Oh, by the way, the Yankees got a much-needed 5-2 win on Saturday afternoon. No disrespect to Stewart, but that’s the bigger story of the day. Let’s recap the victory:
- HIROKstar: It was a day that ended in y, which means Hiroki Kuroda gave his club (at least) seven innings of (no more than) two-run ball. It’s the tenth time he’s done that in 20 starts this year. Kuroda limited the best offense in baseball to those two runs on five hits, one hit batsman, and one walk in those seven innings, and the two runs didn’t score until his final inning of work. What more can you say? Kuroda was outstanding yet again.
- Scratch: Five runs qualifies as a great day for this offense, but for a while it looked their fifth inning run on Gardner’s two-out hit would have to last. They broke things open with a three-run seventh thanks to run-scoring singles from Luis Cruz, Robinson Cano, and Lyle Overbay. The Cano and Overbay hits came with two outs. Cano plated a fifth run in the eighth with a sac fly. The Yankees didn’t draw a single walk, but they strung together 12 hits (eight singles, four doubles) and got some big two-out knocks. Bravo.

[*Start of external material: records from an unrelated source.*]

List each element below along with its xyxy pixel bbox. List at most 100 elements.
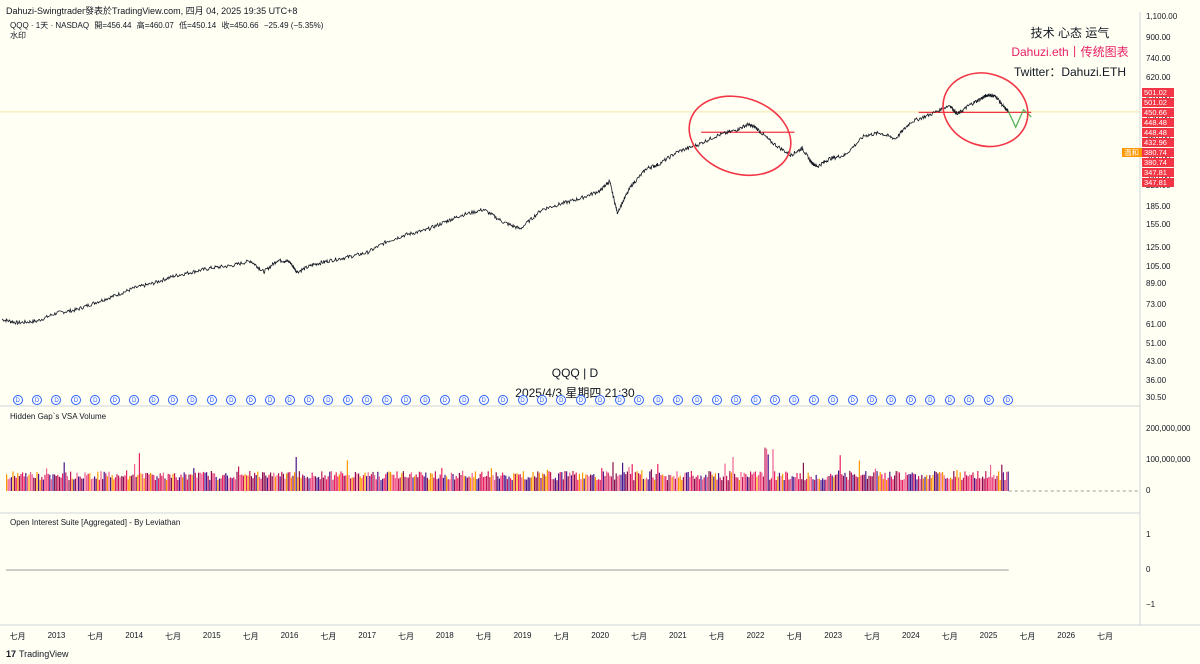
volume-bar: [122, 476, 124, 491]
volume-bar: [100, 471, 102, 491]
vsa-indicator-title[interactable]: Hidden Gap`s VSA Volume: [10, 412, 107, 421]
dividend-marker[interactable]: D: [148, 395, 159, 405]
time-axis-tick: 七月: [1097, 632, 1114, 641]
dividend-marker[interactable]: D: [595, 395, 606, 405]
volume-bar: [871, 476, 873, 491]
volume-bar: [206, 472, 208, 491]
dividend-marker[interactable]: D: [51, 395, 62, 405]
volume-bar: [345, 475, 347, 491]
dividend-marker[interactable]: D: [536, 395, 547, 405]
dividend-marker[interactable]: D: [420, 395, 431, 405]
dividend-marker[interactable]: D: [70, 395, 81, 405]
volume-bar: [410, 472, 412, 491]
dividend-marker[interactable]: D: [303, 395, 314, 405]
dividend-marker[interactable]: D: [1002, 395, 1013, 405]
volume-bar: [266, 477, 268, 491]
volume-bar: [874, 468, 876, 491]
volume-bar: [542, 473, 544, 491]
volume-bar: [378, 476, 380, 491]
dividend-marker[interactable]: D: [672, 395, 683, 405]
volume-bar: [76, 472, 78, 491]
dividend-marker[interactable]: D: [925, 395, 936, 405]
volume-bar: [158, 478, 160, 491]
dividend-marker[interactable]: D: [517, 395, 528, 405]
dividend-marker[interactable]: D: [265, 395, 276, 405]
volume-bar: [150, 473, 152, 491]
dividend-marker[interactable]: D: [828, 395, 839, 405]
dividend-marker[interactable]: D: [964, 395, 975, 405]
dividend-marker[interactable]: D: [983, 395, 994, 405]
dividend-marker[interactable]: D: [847, 395, 858, 405]
volume-bar: [836, 474, 838, 491]
volume-bar: [129, 476, 131, 491]
volume-bar: [511, 480, 513, 491]
dividend-marker[interactable]: D: [808, 395, 819, 405]
volume-bar: [108, 471, 110, 491]
price-tag: 347.81: [1142, 178, 1174, 187]
dividend-marker[interactable]: D: [498, 395, 509, 405]
volume-bar: [822, 478, 824, 491]
dividend-marker[interactable]: D: [187, 395, 198, 405]
volume-bar: [319, 479, 321, 491]
price-tag: 温和: [1122, 148, 1142, 157]
volume-bar: [121, 476, 123, 491]
dividend-marker[interactable]: D: [692, 395, 703, 405]
dividend-marker[interactable]: D: [362, 395, 373, 405]
dividend-marker[interactable]: D: [245, 395, 256, 405]
dividend-marker[interactable]: D: [381, 395, 392, 405]
dividend-marker[interactable]: D: [634, 395, 645, 405]
volume-bar: [271, 476, 273, 491]
dividend-marker[interactable]: D: [226, 395, 237, 405]
dividend-marker[interactable]: D: [556, 395, 567, 405]
volume-bar: [986, 478, 988, 491]
dividend-marker[interactable]: D: [401, 395, 411, 405]
volume-bar: [127, 479, 129, 491]
dividend-marker[interactable]: D: [439, 395, 450, 405]
dividend-marker[interactable]: D: [614, 395, 625, 405]
volume-bar: [743, 472, 745, 491]
dividend-marker[interactable]: D: [206, 395, 217, 405]
volume-bar: [318, 476, 320, 491]
oi-indicator-title[interactable]: Open Interest Suite [Aggregated] - By Le…: [10, 518, 181, 527]
volume-bar: [975, 478, 977, 491]
dividend-marker[interactable]: D: [12, 395, 23, 405]
dividend-marker[interactable]: D: [769, 395, 780, 405]
tradingview-footer[interactable]: 17 TradingView: [6, 649, 69, 659]
dividend-marker[interactable]: D: [32, 395, 43, 405]
dividend-marker[interactable]: D: [478, 395, 489, 405]
volume-bar: [850, 472, 852, 491]
dividend-marker[interactable]: D: [459, 395, 470, 405]
volume-bar: [476, 479, 478, 491]
legend-change: −25.49 (−5.35%): [263, 21, 324, 30]
dividend-marker[interactable]: D: [944, 395, 955, 405]
dividend-marker[interactable]: D: [167, 395, 178, 405]
volume-bar: [631, 464, 633, 491]
dividend-marker[interactable]: D: [905, 395, 916, 405]
dividend-marker[interactable]: D: [342, 395, 353, 405]
volume-bar: [828, 476, 830, 491]
dividend-marker[interactable]: D: [789, 395, 800, 405]
dividend-marker[interactable]: D: [750, 395, 761, 405]
dividend-marker[interactable]: D: [867, 395, 878, 405]
volume-bar: [350, 478, 352, 491]
volume-bar: [10, 477, 12, 491]
volume-bar: [751, 474, 753, 491]
volume-bar: [978, 478, 980, 491]
dividend-marker[interactable]: D: [109, 395, 120, 405]
dividend-marker[interactable]: D: [90, 395, 101, 405]
dividend-marker[interactable]: D: [653, 395, 664, 405]
volume-bar: [844, 472, 846, 491]
volume-bar: [359, 476, 361, 491]
dividend-marker[interactable]: D: [284, 395, 295, 405]
legend-symbol[interactable]: QQQ · 1天 · NASDAQ: [10, 21, 90, 30]
dividend-marker[interactable]: D: [731, 395, 742, 405]
volume-bar: [762, 476, 764, 491]
volume-bar: [486, 476, 488, 491]
dividend-marker[interactable]: D: [323, 395, 334, 405]
volume-bar: [146, 473, 148, 491]
dividend-marker[interactable]: D: [575, 395, 586, 405]
dividend-marker[interactable]: D: [129, 395, 140, 405]
dividend-marker[interactable]: D: [886, 395, 897, 405]
dividend-marker[interactable]: D: [711, 395, 722, 405]
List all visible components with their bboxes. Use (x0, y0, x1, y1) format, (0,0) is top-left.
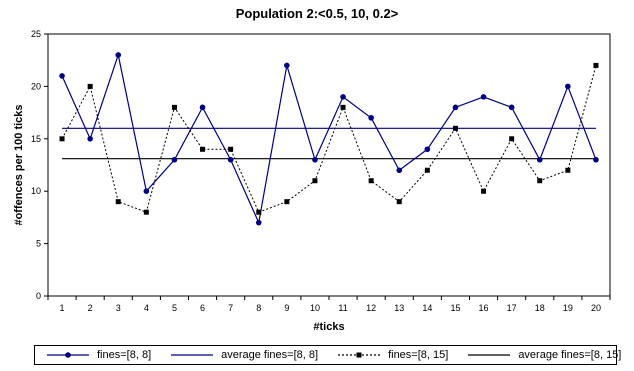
series-line-2 (61, 65, 597, 213)
x-tick-label: 7 (228, 303, 233, 313)
x-tick-label: 15 (450, 303, 460, 313)
legend-swatch (47, 352, 89, 358)
data-point (228, 146, 234, 152)
data-point (284, 199, 290, 205)
x-tick-label: 8 (256, 303, 261, 313)
legend-item: fines=[8, 15] (336, 349, 448, 361)
data-point (284, 62, 290, 69)
data-point (509, 136, 515, 142)
legend: fines=[8, 8] average fines=[8, 8] fines=[8… (34, 345, 621, 365)
y-tick-label: 5 (36, 239, 41, 249)
x-tick-label: 17 (507, 303, 517, 313)
data-point (312, 156, 318, 163)
data-point (452, 104, 459, 111)
data-point (452, 125, 458, 131)
y-tick-label: 0 (36, 291, 41, 301)
data-point (565, 167, 571, 173)
x-tick-label: 19 (563, 303, 573, 313)
data-point (200, 146, 206, 152)
plot-area-frame (47, 33, 611, 297)
x-tick-label: 5 (172, 303, 177, 313)
x-tick-label: 6 (200, 303, 205, 313)
x-tick-label: 12 (366, 303, 376, 313)
data-point (115, 199, 121, 205)
data-point (171, 104, 177, 110)
data-point (537, 178, 543, 184)
data-point (593, 156, 599, 163)
x-axis-title: #ticks (313, 321, 344, 333)
x-tick-label: 9 (284, 303, 289, 313)
x-tick-label: 16 (479, 303, 489, 313)
data-point (396, 199, 402, 205)
data-point (199, 104, 206, 111)
y-tick-label: 10 (31, 186, 41, 196)
legend-label: average fines=[8, 8] (221, 349, 319, 361)
data-point (368, 115, 374, 121)
legend-label: fines=[8, 15] (388, 349, 449, 361)
legend-item: average fines=[8, 8] (169, 349, 318, 361)
legend-label: fines=[8, 8] (97, 349, 152, 361)
x-tick-label: 1 (60, 303, 65, 313)
chart-title: Population 2:<0.5, 10, 0.2> (235, 6, 399, 21)
data-point (424, 167, 430, 173)
data-point (368, 178, 374, 184)
y-tick-label: 20 (31, 81, 41, 91)
data-point (227, 156, 234, 163)
data-point (480, 94, 487, 100)
data-point (115, 52, 122, 58)
data-point (508, 104, 515, 111)
legend-label: average fines=[8, 15] (518, 349, 622, 361)
data-point (256, 209, 262, 215)
x-tick-label: 20 (591, 303, 601, 313)
y-tick-label: 25 (31, 29, 41, 39)
y-axis-title: #offences per 100 ticks (13, 104, 25, 225)
data-point (593, 62, 599, 68)
data-point (171, 156, 178, 163)
x-tick-label: 10 (310, 303, 320, 313)
x-tick-label: 11 (338, 303, 347, 313)
data-point (424, 146, 431, 153)
x-tick-label: 3 (116, 303, 121, 313)
data-point (59, 136, 65, 142)
data-point (340, 94, 346, 100)
data-point (481, 188, 487, 194)
x-tick-label: 13 (394, 303, 404, 313)
x-tick-label: 14 (422, 303, 432, 313)
data-point (143, 209, 149, 215)
x-tick-label: 18 (535, 303, 545, 313)
series-line-0 (61, 52, 597, 225)
x-tick-label: 4 (144, 303, 149, 313)
data-point (87, 136, 93, 142)
legend-swatch (468, 354, 511, 356)
data-point (87, 83, 93, 89)
x-tick-label: 2 (88, 303, 93, 313)
data-point (143, 188, 150, 194)
legend-swatch (171, 354, 214, 356)
data-point (396, 167, 403, 174)
y-tick-label: 15 (31, 134, 41, 144)
data-point (536, 156, 543, 163)
data-point (59, 73, 65, 79)
legend-item: fines=[8, 8] (45, 349, 151, 361)
data-point (312, 178, 318, 184)
data-point (340, 104, 346, 110)
legend-item: average fines=[8, 15] (466, 349, 621, 361)
data-point (255, 219, 262, 226)
legend-swatch (338, 352, 381, 358)
data-point (565, 83, 571, 90)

- The Three-Hit Club: Nine of those dozen hits came from three players — Gardner, Overbay, and Eduardo Nunez had three apiece. Overbay and Nunez had two doubles apiece. It’s the third time New York has had three players record at least three hits in a game this year and the first time in April. They only did it twice last year, believe it or not.
- Leftovers: David Robertson and Mariano Rivera closed things out in the eighth and ninth, though Robertson needed some help from Stewart’s great play … Cano, Cruz, and Vernon Wells had the club’s other hits … Cruz scored three runs … Wells threw Daniel Nava out at the plate in the first inning, though Nava slipped coming around third and that surely helped … New York had runners on base in every inning but the third and eighth.
MLB.com has the box score and video highlights, FanGraphs the WPA graph, and ESPN the updated standings. The Rays won and the Orioles are destroying the Rangers, so the Yankees are five back in the division and will be two back of the wildcard in the loss column. Jon Lester had his start pushed back due to general “wear and tear,” so it’ll be Ryan Dempster against CC Sabathia in the rubber match on Sunday night.